Но гостя нам так и не представил. Товарищ из Управления по планированию
специальных мероприятий. И будет с вас. Я и не подозревал, что такое
управление существует. А какие специальные мероприятия оно планирует -- об
этом только сейчас стал догадываться.
-- У меня к вам, товарищи офицеры, несколько вопросов, -- начал
штатский. -- Скажите, капитан Пастухов, эти материалы, которые вы вчера
доставили... У них есть копии?
Я сразу понял, куда он клонит.
-- У нас -- нет.
-- А у них?
-- Думаю, нет. Кассета не доснята, многие пленки не проявлены. Негативы
снимков наверняка есть. Но снимки мелкие, даже погон не видно. А лица в
марлевых полумасках.
-- У вас не было намерения сделать копию видеопленки?
-- Зачем? Если бы дело касалось только генерал-майора Жеребцова, эти
материалы мы отнесли бы прямо в ОБСЕ. И прославили бы его на весь мир.
-- Почему же вы так не сделали?
-- Потому что на весь мир прославилась бы и Российская армия. А она и
так прославлена с головы до ног.
-- Значит, вы думали о чести Российской армии?
-- А вы? -- неожиданно вмешался Док. -- Когда планировали это
мероприятие? Если планировали его вы.
Таким я Дока никогда не видел. Он с трудом сдерживал бешенство.
Штатский словно бы не услышал его вопроса.
-- Спасибо, -- сказал он. -- Я удовлетворен вашими ответами.
-- Анатолий Федорович, я хотел бы поговорить с моими офицерами наедине,
-- обратился к нему командующий.
"Анатолий Федорович -- вот, значит, как его зовут", -- взял я себе на
заметку.
-- Разумеется. Ничего не имею против, -- ответил штатский и вышел.
Командующий проводил его тяжелым взглядом и повернулся к нам:
-- Курит кто-нибудь? Угостите сигаретой.
Док выложил перед ним пачку "Мальборо" и зажигалку. Он был
единственным, кто в нашей команде курил. Раньше Артист и Муха смолили, но
после двух тридцатикилометровых марш-бросков по горам с полной выкладкой,
которые я специально для них устроил, как-то быстренько бросили. А вот у
Дока не получалось.
Командующий закурил и довольно долго молчал. Потом сказал:
-- Плохие у меня для вас новости, ребята. Очень плохие. От меня
потребовали, чтобы я отдал вас под трибунал.

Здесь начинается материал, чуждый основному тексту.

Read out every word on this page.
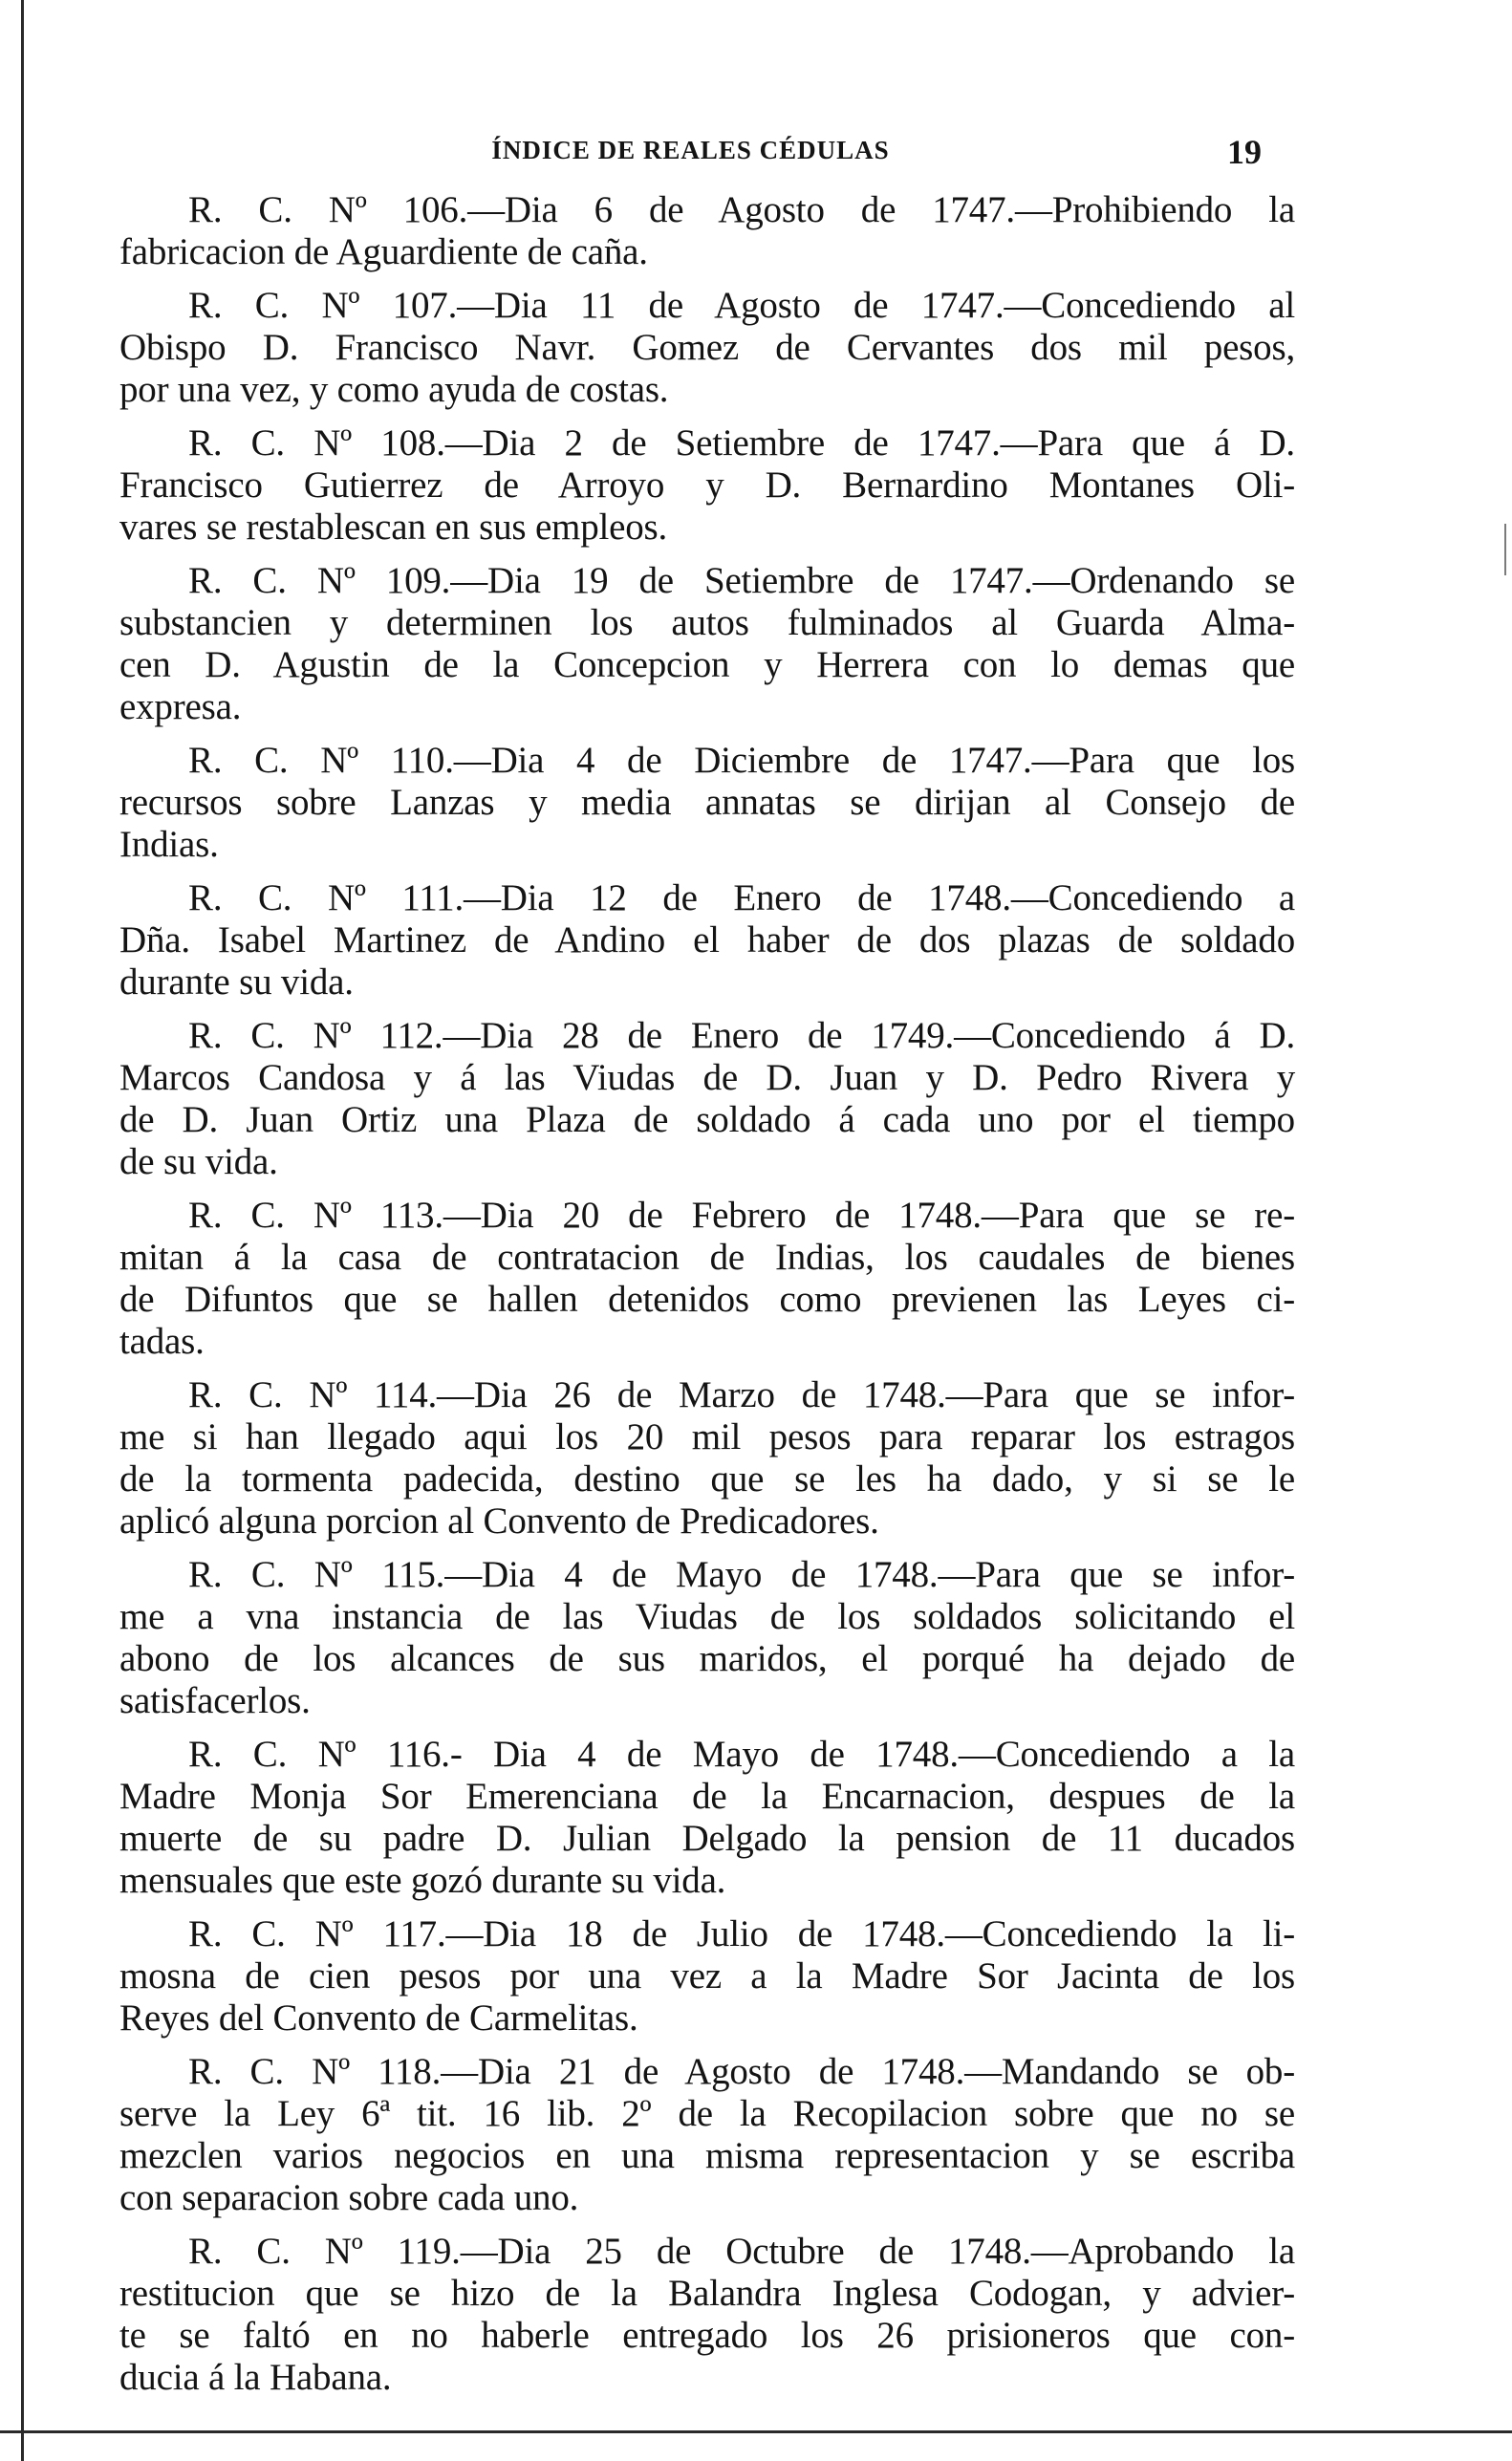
ÍNDICE DE REALES CÉDULAS	19
R. C. Nº 106.—Dia 6 de Agosto de 1747.—Prohibiendo la
fabricacion de Aguardiente de caña.
R. C. Nº 107.—Dia 11 de Agosto de 1747.—Concediendo al
Obispo D. Francisco Navr. Gomez de Cervantes dos mil pesos,
por una vez, y como ayuda de costas.
R. C. Nº 108.—Dia 2 de Setiembre de 1747.—Para que á D.
Francisco Gutierrez de Arroyo y D. Bernardino Montanes Oli-
vares se restablescan en sus empleos.
R. C. Nº 109.—Dia 19 de Setiembre de 1747.—Ordenando se
substancien y determinen los autos fulminados al Guarda Alma-
cen D. Agustin de la Concepcion y Herrera con lo demas que
expresa.
R. C. Nº 110.—Dia 4 de Diciembre de 1747.—Para que los
recursos sobre Lanzas y media annatas se dirijan al Consejo de
Indias.
R. C. Nº 111.—Dia 12 de Enero de 1748.—Concediendo a
Dña. Isabel Martinez de Andino el haber de dos plazas de soldado
durante su vida.
R. C. Nº 112.—Dia 28 de Enero de 1749.—Concediendo á D.
Marcos Candosa y á las Viudas de D. Juan y D. Pedro Rivera y
de D. Juan Ortiz una Plaza de soldado á cada uno por el tiempo
de su vida.
R. C. Nº 113.—Dia 20 de Febrero de 1748.—Para que se re-
mitan á la casa de contratacion de Indias, los caudales de bienes
de Difuntos que se hallen detenidos como previenen las Leyes ci-
tadas.
R. C. Nº 114.—Dia 26 de Marzo de 1748.—Para que se infor-
me si han llegado aqui los 20 mil pesos para reparar los estragos
de la tormenta padecida, destino que se les ha dado, y si se le
aplicó alguna porcion al Convento de Predicadores.
R. C. Nº 115.—Dia 4 de Mayo de 1748.—Para que se infor-
me a vna instancia de las Viudas de los soldados solicitando el
abono de los alcances de sus maridos, el porqué ha dejado de
satisfacerlos.
R. C. Nº 116.- Dia 4 de Mayo de 1748.—Concediendo a la
Madre Monja Sor Emerenciana de la Encarnacion, despues de la
muerte de su padre D. Julian Delgado la pension de 11 ducados
mensuales que este gozó durante su vida.
R. C. Nº 117.—Dia 18 de Julio de 1748.—Concediendo la li-
mosna de cien pesos por una vez a la Madre Sor Jacinta de los
Reyes del Convento de Carmelitas.
R. C. Nº 118.—Dia 21 de Agosto de 1748.—Mandando se ob-
serve la Ley 6ª tit. 16 lib. 2º de la Recopilacion sobre que no se
mezclen varios negocios en una misma representacion y se escriba
con separacion sobre cada uno.
R. C. Nº 119.—Dia 25 de Octubre de 1748.—Aprobando la
restitucion que se hizo de la Balandra Inglesa Codogan, y advier-
te se faltó en no haberle entregado los 26 prisioneros que con-
ducia á la Habana.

-- За что?! -- вырвалось у Мухи.
-- Невыполнение боевого приказа. Нападение на генерала Жеребцова... Что
ж ты его не пристрелил, капитан? Сам же сказал: он тебе в башку целил. И
свидетелей у тебя вон сколько! Пристрелил бы -- и дело с концом. Тоже мне,
спецназ хренов!
-- В следующий раз так и сделаю, -- пообещал я.
-- Не будет у тебя следующего раза. И ни у кого из вас не будет. Вы
разжалованы и уволены из армии. Вчистую.
Я даже засмеялся.
-- Не складывается, товарищ генерал-лейтенант. Это все равно что
приказать: отрубить голову и повесить. Если мы разжалованы и уволены, значит
-- мы штатские. При чем здесь военный трибунал? А если трибунал, зачем
увольнение? А вдруг трибунал решит, что правильней нас расстрелять?
-- Трибунала не будет. Я сказал, что сяду рядом с вами, потому что тоже
не выполнил бы такого приказа. А Жеребцов сядет -- за то, что его отдал.
-- Полегчало, -- заметил я. -- Трибунала, значит, не будет, а приказ об
увольнении остается в силе?
-- Да, -- сказал он и погасил сигарету. И тут же закурил новую.
-- Но за что? -- снова спросил, почти крикнул Муха.
-- Не за что, а почему, -- поправил командующий.
-- Почему? -- повторил Муха.
-- Вы слишком много знаете. Программа, по которой проводились эти дела,
закрыта...
-- Так это была целая программа? -- спросил я. -- И, наверное, кодовое
название у нее было? Безумно интересно -- какое же?
-- "Помоги другу".
-- Как?! -- заорал я. -- "Помоги другу"?! Да там что, в этом Управлении
по планированию специальных мероприятий, параноики сидят? А может -- поэты?
"Помоги другу"! Сразу и не сообразишь, что кощунственней -- сама программа
или ее название! "Помоги другу"! Это надо же до такого додуматься!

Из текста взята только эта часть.